Le diesel revient d’abord sous le capot des versions familiales de la gamme utilitaire : Citroën Berlingo, Peugeot Rifter, mais aussi les Citroën SpaceTourer ou Peugeot Traveller. Et bien entendu avec les clones des autres marques du groupe. Signalons qu’un Berlingo devra régler 1 901 euros de malus en France, tandis que le grand frère SpaceTourer est affublé d’un malus éliminatoire de… 48 901 euros.
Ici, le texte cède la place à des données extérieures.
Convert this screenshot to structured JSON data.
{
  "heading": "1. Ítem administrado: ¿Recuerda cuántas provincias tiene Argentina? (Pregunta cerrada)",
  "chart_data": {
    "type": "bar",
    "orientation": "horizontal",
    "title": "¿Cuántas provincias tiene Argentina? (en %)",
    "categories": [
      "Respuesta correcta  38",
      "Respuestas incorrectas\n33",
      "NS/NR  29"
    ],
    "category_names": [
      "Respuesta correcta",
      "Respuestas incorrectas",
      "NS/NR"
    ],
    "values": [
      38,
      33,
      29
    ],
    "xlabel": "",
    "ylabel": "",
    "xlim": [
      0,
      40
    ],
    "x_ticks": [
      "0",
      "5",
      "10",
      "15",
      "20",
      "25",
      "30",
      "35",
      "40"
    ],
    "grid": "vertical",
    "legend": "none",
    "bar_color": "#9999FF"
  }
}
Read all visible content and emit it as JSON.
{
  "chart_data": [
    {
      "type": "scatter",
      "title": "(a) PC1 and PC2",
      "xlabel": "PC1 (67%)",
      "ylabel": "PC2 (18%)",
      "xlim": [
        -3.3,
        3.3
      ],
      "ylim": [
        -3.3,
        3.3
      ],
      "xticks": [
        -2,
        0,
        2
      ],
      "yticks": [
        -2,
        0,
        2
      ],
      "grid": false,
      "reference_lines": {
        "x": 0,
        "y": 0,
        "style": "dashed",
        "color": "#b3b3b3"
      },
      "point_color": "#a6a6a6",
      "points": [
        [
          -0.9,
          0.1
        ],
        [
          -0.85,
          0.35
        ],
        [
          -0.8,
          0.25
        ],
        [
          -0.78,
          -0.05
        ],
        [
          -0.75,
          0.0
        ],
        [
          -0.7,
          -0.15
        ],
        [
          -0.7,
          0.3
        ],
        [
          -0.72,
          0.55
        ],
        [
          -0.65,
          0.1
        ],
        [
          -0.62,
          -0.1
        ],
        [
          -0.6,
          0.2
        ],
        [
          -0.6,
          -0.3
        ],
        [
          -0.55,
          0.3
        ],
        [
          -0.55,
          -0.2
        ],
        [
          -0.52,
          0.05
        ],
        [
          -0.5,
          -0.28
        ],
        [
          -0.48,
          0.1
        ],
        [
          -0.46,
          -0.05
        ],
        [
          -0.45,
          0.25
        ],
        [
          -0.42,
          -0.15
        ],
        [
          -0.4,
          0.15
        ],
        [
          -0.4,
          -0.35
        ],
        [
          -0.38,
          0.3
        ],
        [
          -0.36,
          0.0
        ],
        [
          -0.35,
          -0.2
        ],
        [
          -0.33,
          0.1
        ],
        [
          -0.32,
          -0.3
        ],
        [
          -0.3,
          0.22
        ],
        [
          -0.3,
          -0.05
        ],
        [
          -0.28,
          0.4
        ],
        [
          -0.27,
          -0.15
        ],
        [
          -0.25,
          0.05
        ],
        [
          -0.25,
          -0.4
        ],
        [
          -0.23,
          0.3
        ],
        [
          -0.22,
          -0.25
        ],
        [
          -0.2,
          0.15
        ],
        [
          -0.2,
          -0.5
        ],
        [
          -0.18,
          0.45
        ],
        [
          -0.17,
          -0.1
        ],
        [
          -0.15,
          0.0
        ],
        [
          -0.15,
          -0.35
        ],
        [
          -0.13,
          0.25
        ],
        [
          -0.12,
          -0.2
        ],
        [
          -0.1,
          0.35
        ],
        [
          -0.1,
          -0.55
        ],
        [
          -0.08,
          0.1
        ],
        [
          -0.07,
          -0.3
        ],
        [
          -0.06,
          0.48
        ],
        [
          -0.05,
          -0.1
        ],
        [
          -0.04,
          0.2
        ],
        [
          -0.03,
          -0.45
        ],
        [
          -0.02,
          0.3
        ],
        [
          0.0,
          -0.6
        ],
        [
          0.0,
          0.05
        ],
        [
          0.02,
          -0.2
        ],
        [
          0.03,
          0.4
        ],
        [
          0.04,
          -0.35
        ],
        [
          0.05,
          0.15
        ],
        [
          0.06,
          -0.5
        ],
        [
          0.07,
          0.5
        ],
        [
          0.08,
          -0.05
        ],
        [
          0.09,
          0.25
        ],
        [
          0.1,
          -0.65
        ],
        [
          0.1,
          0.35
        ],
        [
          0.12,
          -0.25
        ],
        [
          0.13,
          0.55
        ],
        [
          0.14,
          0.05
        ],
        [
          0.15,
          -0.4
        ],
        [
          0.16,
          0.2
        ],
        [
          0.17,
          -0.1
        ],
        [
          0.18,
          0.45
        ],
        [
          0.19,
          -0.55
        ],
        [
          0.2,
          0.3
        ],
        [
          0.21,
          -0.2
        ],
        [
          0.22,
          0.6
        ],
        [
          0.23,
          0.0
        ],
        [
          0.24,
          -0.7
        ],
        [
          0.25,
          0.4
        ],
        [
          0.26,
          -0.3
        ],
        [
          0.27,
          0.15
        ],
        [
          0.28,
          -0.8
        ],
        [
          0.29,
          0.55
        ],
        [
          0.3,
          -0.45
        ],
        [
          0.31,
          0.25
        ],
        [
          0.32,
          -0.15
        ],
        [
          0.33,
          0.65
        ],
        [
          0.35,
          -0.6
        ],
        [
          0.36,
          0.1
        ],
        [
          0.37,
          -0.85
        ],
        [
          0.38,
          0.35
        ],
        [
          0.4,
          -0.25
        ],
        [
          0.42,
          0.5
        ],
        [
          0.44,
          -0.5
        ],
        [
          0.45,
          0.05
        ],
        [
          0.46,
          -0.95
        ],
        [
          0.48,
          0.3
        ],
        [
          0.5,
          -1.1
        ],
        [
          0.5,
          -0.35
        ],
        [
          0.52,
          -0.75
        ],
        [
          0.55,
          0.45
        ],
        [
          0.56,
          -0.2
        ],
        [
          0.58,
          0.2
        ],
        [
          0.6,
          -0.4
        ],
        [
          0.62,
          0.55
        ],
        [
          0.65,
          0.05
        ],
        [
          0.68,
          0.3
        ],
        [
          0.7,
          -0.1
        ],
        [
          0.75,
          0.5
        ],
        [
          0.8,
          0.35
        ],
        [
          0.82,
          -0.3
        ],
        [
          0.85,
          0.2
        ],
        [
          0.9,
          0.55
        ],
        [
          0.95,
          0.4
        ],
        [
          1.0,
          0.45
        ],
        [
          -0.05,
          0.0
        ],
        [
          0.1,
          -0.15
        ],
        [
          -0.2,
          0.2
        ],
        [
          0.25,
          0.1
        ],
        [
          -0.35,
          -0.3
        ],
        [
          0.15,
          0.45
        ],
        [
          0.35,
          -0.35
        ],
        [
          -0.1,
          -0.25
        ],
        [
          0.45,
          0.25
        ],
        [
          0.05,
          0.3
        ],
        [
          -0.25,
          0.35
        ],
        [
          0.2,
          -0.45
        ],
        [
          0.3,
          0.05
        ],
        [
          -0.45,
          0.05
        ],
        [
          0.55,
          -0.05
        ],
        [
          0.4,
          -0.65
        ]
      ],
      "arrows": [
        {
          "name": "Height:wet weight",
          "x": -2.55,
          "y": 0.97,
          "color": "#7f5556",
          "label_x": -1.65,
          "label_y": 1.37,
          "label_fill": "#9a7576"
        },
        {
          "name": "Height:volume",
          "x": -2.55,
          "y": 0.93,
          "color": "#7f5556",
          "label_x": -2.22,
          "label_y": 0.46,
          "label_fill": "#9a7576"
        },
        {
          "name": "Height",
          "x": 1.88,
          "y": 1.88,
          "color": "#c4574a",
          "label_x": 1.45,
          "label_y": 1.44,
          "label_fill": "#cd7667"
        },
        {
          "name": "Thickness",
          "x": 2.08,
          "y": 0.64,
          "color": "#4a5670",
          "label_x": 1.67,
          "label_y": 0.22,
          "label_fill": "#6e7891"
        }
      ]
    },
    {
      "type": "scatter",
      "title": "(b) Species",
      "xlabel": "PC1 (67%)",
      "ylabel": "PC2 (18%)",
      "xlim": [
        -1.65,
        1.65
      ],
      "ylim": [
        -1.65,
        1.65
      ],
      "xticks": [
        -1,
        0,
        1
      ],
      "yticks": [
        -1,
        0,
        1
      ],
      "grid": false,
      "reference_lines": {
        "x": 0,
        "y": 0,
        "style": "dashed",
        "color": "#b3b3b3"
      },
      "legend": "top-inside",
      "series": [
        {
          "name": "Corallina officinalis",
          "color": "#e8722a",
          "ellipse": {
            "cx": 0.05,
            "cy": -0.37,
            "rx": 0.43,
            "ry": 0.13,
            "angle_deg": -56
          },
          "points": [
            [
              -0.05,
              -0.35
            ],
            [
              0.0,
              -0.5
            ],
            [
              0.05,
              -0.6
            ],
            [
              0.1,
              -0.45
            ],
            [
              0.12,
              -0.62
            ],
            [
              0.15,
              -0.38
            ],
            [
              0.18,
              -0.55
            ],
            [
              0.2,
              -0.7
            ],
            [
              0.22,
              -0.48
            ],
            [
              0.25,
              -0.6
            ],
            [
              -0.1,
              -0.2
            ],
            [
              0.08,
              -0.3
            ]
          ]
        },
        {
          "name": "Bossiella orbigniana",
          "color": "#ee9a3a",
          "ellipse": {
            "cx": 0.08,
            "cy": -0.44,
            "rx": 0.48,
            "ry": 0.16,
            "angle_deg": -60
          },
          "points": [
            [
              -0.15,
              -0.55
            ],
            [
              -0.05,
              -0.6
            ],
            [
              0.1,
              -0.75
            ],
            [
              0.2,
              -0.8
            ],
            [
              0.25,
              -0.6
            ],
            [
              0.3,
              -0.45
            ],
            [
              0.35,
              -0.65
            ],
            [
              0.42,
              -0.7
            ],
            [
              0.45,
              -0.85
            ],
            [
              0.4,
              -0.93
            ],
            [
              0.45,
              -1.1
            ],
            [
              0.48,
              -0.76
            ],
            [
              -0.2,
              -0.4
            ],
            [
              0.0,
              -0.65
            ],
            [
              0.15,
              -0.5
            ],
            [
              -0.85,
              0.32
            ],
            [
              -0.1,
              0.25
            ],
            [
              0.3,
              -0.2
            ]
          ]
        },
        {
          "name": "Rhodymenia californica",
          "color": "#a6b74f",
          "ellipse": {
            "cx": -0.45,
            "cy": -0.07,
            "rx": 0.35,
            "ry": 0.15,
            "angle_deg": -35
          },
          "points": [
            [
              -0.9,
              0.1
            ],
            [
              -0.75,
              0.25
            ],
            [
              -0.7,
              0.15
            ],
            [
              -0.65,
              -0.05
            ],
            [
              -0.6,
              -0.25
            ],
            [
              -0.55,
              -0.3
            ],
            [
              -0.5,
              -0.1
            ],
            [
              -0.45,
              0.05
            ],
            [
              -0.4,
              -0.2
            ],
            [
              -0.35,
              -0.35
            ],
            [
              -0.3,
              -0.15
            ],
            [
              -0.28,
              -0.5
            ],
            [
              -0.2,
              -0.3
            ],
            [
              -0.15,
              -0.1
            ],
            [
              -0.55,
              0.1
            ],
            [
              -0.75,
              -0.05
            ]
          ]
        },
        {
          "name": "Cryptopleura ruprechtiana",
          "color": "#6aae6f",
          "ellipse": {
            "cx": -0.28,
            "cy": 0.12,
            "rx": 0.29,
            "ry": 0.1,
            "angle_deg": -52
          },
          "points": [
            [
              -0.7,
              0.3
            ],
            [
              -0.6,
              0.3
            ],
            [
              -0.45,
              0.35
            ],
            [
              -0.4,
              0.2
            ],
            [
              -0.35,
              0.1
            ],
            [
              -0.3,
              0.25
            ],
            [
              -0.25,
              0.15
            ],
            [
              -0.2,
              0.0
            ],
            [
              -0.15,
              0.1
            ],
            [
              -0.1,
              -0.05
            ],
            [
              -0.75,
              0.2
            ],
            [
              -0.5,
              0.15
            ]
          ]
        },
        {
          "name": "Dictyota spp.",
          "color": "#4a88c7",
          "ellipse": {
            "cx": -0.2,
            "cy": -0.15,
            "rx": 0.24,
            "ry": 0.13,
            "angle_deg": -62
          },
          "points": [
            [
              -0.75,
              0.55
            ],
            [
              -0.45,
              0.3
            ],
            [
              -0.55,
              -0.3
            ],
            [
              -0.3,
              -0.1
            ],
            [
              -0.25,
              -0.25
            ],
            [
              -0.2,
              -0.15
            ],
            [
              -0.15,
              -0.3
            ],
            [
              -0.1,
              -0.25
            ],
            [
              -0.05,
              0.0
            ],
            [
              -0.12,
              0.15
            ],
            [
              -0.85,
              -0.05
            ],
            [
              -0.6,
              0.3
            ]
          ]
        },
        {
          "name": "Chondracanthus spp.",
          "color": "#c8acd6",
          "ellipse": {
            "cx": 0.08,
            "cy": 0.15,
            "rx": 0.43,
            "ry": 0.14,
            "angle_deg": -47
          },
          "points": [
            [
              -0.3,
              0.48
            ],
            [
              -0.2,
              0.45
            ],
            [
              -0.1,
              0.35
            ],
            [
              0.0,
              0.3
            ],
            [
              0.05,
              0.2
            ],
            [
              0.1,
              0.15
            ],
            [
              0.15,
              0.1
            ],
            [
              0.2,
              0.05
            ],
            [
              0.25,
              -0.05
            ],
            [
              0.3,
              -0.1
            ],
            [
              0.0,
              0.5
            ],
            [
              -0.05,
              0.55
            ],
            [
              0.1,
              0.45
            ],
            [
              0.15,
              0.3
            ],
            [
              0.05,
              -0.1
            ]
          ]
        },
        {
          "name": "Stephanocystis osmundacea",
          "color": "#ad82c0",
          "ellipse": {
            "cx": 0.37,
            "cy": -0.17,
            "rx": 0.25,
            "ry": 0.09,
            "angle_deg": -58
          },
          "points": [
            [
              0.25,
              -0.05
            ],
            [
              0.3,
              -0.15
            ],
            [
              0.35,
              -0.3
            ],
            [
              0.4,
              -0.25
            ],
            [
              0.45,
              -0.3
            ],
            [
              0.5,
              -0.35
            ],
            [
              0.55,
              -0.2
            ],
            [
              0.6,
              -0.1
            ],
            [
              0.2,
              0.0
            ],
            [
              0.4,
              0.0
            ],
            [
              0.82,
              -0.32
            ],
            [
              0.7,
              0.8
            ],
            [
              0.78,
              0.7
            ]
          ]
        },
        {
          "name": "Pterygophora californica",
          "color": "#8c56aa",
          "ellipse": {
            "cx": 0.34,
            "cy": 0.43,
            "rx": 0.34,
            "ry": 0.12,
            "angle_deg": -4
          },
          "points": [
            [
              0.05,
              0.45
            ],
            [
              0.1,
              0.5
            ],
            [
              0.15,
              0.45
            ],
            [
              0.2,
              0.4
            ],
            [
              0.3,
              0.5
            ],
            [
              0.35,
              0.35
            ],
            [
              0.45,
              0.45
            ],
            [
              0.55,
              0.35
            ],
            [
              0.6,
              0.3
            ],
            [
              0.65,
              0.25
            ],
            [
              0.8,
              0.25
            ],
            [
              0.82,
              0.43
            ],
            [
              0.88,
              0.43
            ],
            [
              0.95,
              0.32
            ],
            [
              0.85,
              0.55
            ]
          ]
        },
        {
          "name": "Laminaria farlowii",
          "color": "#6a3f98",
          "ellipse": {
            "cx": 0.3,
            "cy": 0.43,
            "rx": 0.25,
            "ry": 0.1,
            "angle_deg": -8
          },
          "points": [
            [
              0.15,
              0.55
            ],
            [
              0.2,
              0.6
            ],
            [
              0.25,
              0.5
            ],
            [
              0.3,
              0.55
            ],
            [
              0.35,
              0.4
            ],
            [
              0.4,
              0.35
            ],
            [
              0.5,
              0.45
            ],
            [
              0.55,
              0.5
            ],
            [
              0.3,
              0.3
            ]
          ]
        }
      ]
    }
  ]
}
Mais le diesel va aussi être de nouveau proposé avec les Peugeot 308 ou Opel Astra. Stellantis souligne qu’il continuera à proposer des motorisations diesel dans d’autres modèles comme la DS7, les Alfa Romeo Tonale, Stelvio ou Giulia. Ira-t-il jusqu’à relancer la conception de nouveaux modèles en diesel ?
Face à la montée des chinois, qui approchent désormais des 10 % de part de marché en Europe, certaines marques ont choisi de proposer des modèles électriques ou hybrides compétitifs. Stellantis a choisi le diesel. Car c’est bien l’arrivée de ces nouveaux constructeurs qui est censée justifier ce retour au mazout. L’argument est imparable : les constructeurs chinois n’ont pas d’offre diesel, donc c’est un avantage concurrentiel d’en proposer.
Est-il besoin de préciser que la part du diesel sur les ventes en Europe est passée de 50 % à moins de 10 % en 10 ans seulement ? Ironiquement, elle est inférieure à la part de marché des constructeurs chinois.